La fonction d'expert judiciaire nécessite une longue expérience professionnelle. Pour Dominique Frering, il faut disposer d'une vision très large de l'organisation d'un hôpital. Ses collègues ne sont pas forcément d'accord : « Plus nous serons nombreuses, mieux nous pourrons faire prendre conscience à la profession de ses réelles responsabilités », assure Malika Brotfeld. Une certaine appétence pour le droit reste indispensable, ainsi qu'un mental à toute épreuve : « Rédiger un rapport d'expertise est une mission très lourde, qui remet beaucoup en question notre propre façon de travailler, résume Dominique Frering. Quand on sait combien notre analyse va orienter la décision du juge, quand on a perçu la détresse de la famille parce qu'on a été appelé comme témoin - ce qui arrive parfois -, on se retrouve seul. »

1- Un « sapiteur » - terme juridique - est un spécialiste reconnu dans un domaine très pointu.

interview

« L'expertise judiciaire infirmière va se développer »

Gilles Devers, ancien infirmier et avocat au barreau de Lyon, est l'un des responsables du diplôme universitaire « Droit, expertise et soins » créé en 2001 à l'Ifross.

Pourquoi avez-vous mis en place ce DU ?

J'ai vécu des procédures où le fait qu'il n'y ait pas d'expert en soins infirmiers a nui à la compréhension du dossier, comme un litige dans lequel une patiente était décédée après une césarienne par réendormissement au retour en chambre. L'expertise avait été très fouillée sur le plan des causes scientifiques de ce décès.

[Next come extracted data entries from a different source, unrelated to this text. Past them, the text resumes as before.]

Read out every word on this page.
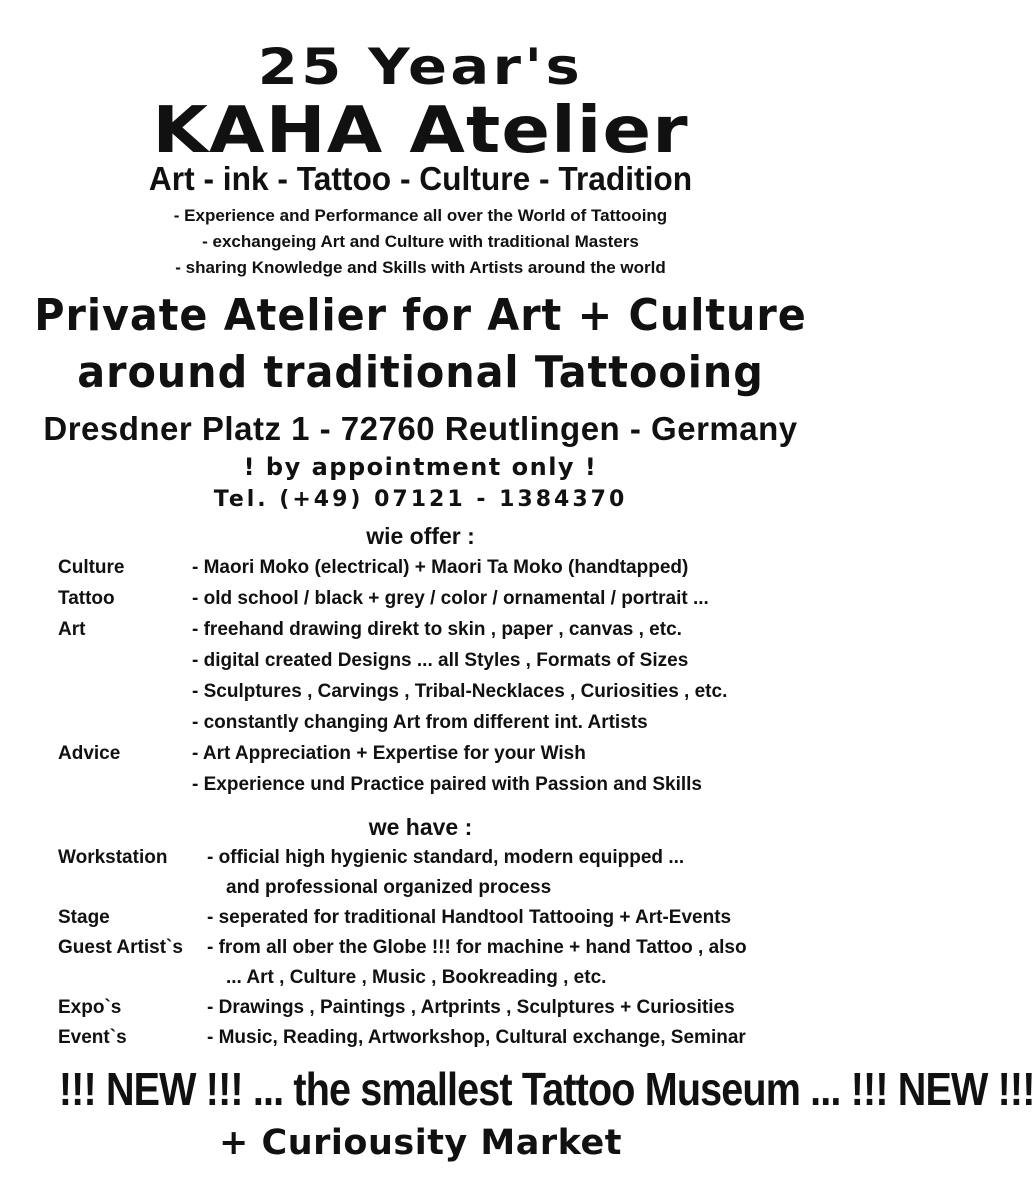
25 Year's
KAHA Atelier
Art - ink - Tattoo - Culture - Tradition
- Experience and Performance all over the World of Tattooing
- exchangeing Art and Culture with traditional Masters
- sharing Knowledge and Skills with Artists around the world
Private Atelier for Art + Culture
around traditional Tattooing
Dresdner Platz 1 - 72760 Reutlingen - Germany
! by appointment only !
Tel. (+49) 07121 - 1384370
wie offer :
Culture	- Maori Moko (electrical) + Maori Ta Moko (handtapped)
Tattoo	- old school / black + grey / color / ornamental / portrait ...
Art	- freehand drawing direkt to skin , paper , canvas , etc.
- digital created Designs ... all Styles , Formats of Sizes
- Sculptures , Carvings , Tribal-Necklaces , Curiosities , etc.
- constantly changing Art from different int. Artists
Advice	- Art Appreciation + Expertise for your Wish
- Experience und Practice paired with Passion and Skills
we have :
Workstation - official high hygienic standard, modern equipped ...
and professional organized process
Stage	- seperated for traditional Handtool Tattooing + Art-Events
Guest Artist`s - from all ober the Globe !!! for machine + hand Tattoo , also
... Art , Culture , Music , Bookreading , etc.
Expo`s	- Drawings , Paintings , Artprints , Sculptures + Curiosities
Event`s	- Music, Reading, Artworkshop, Cultural exchange, Seminar
!!! NEW !!! ... the smallest Tattoo Museum ... !!! NEW !!!
+ Curiousity Market
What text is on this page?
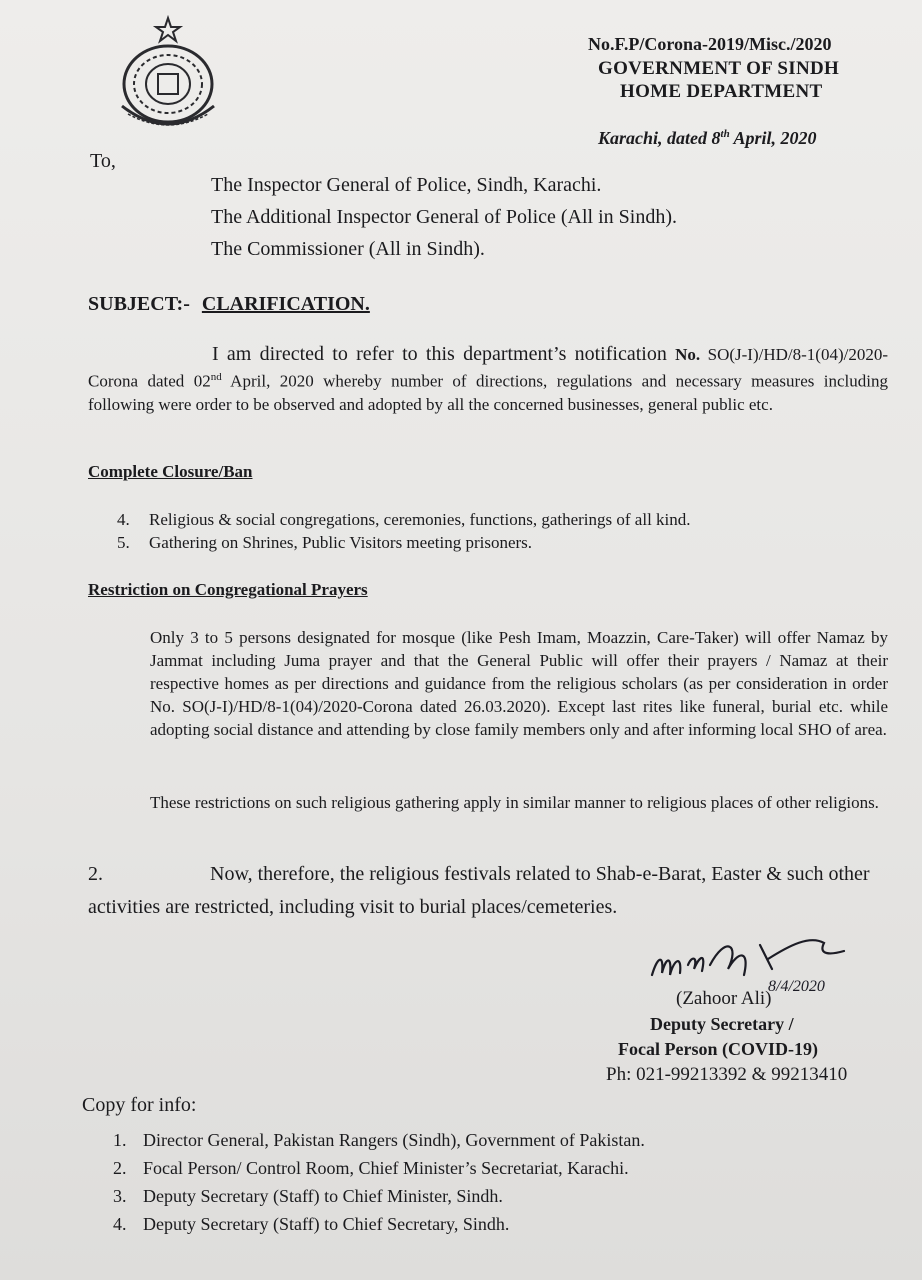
No.F.P/Corona-2019/Misc./2020
GOVERNMENT OF SINDH
HOME DEPARTMENT
Karachi, dated 8th April, 2020
To,
The Inspector General of Police, Sindh, Karachi.
The Additional Inspector General of Police (All in Sindh).
The Commissioner (All in Sindh).
SUBJECT:- CLARIFICATION.
I am directed to refer to this department’s notification No. SO(J-I)/HD/8-1(04)/2020-Corona dated 02nd April, 2020 whereby number of directions, regulations and necessary measures including following were order to be observed and adopted by all the concerned businesses, general public etc.
Complete Closure/Ban
4. Religious & social congregations, ceremonies, functions, gatherings of all kind.
5. Gathering on Shrines, Public Visitors meeting prisoners.
Restriction on Congregational Prayers
Only 3 to 5 persons designated for mosque (like Pesh Imam, Moazzin, Care-Taker) will offer Namaz by Jammat including Juma prayer and that the General Public will offer their prayers / Namaz at their respective homes as per directions and guidance from the religious scholars (as per consideration in order No. SO(J-I)/HD/8-1(04)/2020-Corona dated 26.03.2020). Except last rites like funeral, burial etc. while adopting social distance and attending by close family members only and after informing local SHO of area.
These restrictions on such religious gathering apply in similar manner to religious places of other religions.
2.	Now, therefore, the religious festivals related to Shab-e-Barat, Easter & such other activities are restricted, including visit to burial places/cemeteries.
8/4/2020
(Zahoor Ali)
Deputy Secretary /
Focal Person (COVID-19)
Ph: 021-99213392 & 99213410
Copy for info:
1. Director General, Pakistan Rangers (Sindh), Government of Pakistan.
2. Focal Person/ Control Room, Chief Minister’s Secretariat, Karachi.
3. Deputy Secretary (Staff) to Chief Minister, Sindh.
4. Deputy Secretary (Staff) to Chief Secretary, Sindh.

En revanche, rien n'était précisé quant aux modalités de sortie de salle de réveil, de retour en chambre et de transmission en vigueur dans le service mis en cause. Comment apprécier le rôle du personnel paramédical si on ne sait pas comment s'effectue la relève ? Des juges savaient qu'il existait un véritable savoir infirmier, différent de celui des médecins, mais ne savaient pas où trouver des experts.

L'expertise infirmière va-t-elle s'étendre ?

Elle se développera car on en a besoin. Quand une infirmière est mise en cause dans sa pratique, que ce soit au pénal, au civil ou aux prud'hommes, c'est un droit de la défense que de demander la désignation d'un expert infirmier. Même s'il n'en existe pas dans la liste de sa cour d'appel, un juge peut choisir un expert hors liste. Nous avons déjà formé entre 100 et 150 correspondants sur toute la France, dans une large variété d'exercice.